The following comes from Linn County Master Gardener Claire Smith:
Did you remember to stop the mail and newspapers and let the neighbors know you’d be gone when you went on vacation this summer? What did you do about your lawn? If you planned to be gone for more than a week, did you have someone mow it for you? How about watering it? Vacationing during hot and dry July and August might mean you will need someone to water for you.

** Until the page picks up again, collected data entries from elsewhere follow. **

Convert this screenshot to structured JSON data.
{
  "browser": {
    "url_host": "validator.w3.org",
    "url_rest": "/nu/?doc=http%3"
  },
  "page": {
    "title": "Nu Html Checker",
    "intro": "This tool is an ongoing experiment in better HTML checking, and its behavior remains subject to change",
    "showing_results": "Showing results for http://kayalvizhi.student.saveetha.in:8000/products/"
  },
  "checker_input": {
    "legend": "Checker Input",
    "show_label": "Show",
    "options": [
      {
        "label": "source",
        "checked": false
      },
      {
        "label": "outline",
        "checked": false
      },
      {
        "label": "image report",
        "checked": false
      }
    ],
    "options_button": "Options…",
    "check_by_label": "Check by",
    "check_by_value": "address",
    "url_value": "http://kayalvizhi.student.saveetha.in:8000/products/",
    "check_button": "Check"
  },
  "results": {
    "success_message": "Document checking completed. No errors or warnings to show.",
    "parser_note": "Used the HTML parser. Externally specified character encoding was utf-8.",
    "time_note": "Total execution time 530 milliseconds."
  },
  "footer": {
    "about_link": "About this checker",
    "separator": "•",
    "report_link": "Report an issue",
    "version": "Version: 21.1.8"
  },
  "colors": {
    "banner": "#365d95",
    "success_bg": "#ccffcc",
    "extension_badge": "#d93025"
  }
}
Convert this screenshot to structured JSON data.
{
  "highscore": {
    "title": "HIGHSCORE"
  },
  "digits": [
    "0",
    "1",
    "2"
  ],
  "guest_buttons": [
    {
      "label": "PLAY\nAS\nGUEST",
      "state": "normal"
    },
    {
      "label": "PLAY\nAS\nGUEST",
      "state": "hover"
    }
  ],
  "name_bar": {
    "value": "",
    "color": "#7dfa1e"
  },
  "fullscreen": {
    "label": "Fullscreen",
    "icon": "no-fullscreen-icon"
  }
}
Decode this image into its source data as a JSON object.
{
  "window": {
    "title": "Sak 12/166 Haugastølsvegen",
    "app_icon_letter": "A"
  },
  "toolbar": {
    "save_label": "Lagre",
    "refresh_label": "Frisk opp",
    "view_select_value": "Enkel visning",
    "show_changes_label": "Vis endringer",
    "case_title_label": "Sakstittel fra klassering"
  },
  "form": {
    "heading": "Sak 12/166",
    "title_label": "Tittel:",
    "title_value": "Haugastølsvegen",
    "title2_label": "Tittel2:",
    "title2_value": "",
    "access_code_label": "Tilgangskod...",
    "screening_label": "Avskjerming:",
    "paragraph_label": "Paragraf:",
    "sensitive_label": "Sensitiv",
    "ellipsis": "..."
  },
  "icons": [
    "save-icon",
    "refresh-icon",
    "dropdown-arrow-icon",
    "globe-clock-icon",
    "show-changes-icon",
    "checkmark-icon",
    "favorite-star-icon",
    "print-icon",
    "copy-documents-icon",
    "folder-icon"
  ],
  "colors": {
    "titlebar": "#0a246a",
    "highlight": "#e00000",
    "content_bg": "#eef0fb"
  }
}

During these hot days, sustaining your lawn is important. If you choose to continue watering, clay soils should get a good soaking weekly; sandy soils should be watered at least, ½” twice per week and growing lawns need one inch per week. Watering early in the day saves water lost to evaporation and reduces disease problems. Actually, you could just let the lawn go dormant for the rest of the season. It will turn brown during this stressful period, but once the weather cools and fall rains commence, it should green up again. There is still time to lay sod if you have a new lawn but it will require extra care. Be certain the soil surface stays moist until the sod roots into the soil below. Once rooted it will still need thorough although less frequent watering.
Do not fertilize dormant or non-irrigated lawns now. Fertilization can cause damage and may even kill the grass.
Crabgrass may be starting to appear. Now would be a great time to pinpoint its location on your lawn map making it easier to target pesticide application as crabgrass is usually eradiated in early spring.
Mow grass at 3-3 ½” tall. Taller grass is more drought tolerant and better able to compete with pests. A plus to warmer dryer weather is that you can mow less often. Leave grass clippings where they fall. They impart organic matter, nitrogen and earthworm food.
Rules of thumb: mow high, keep pests under control and choose proper watering patterns.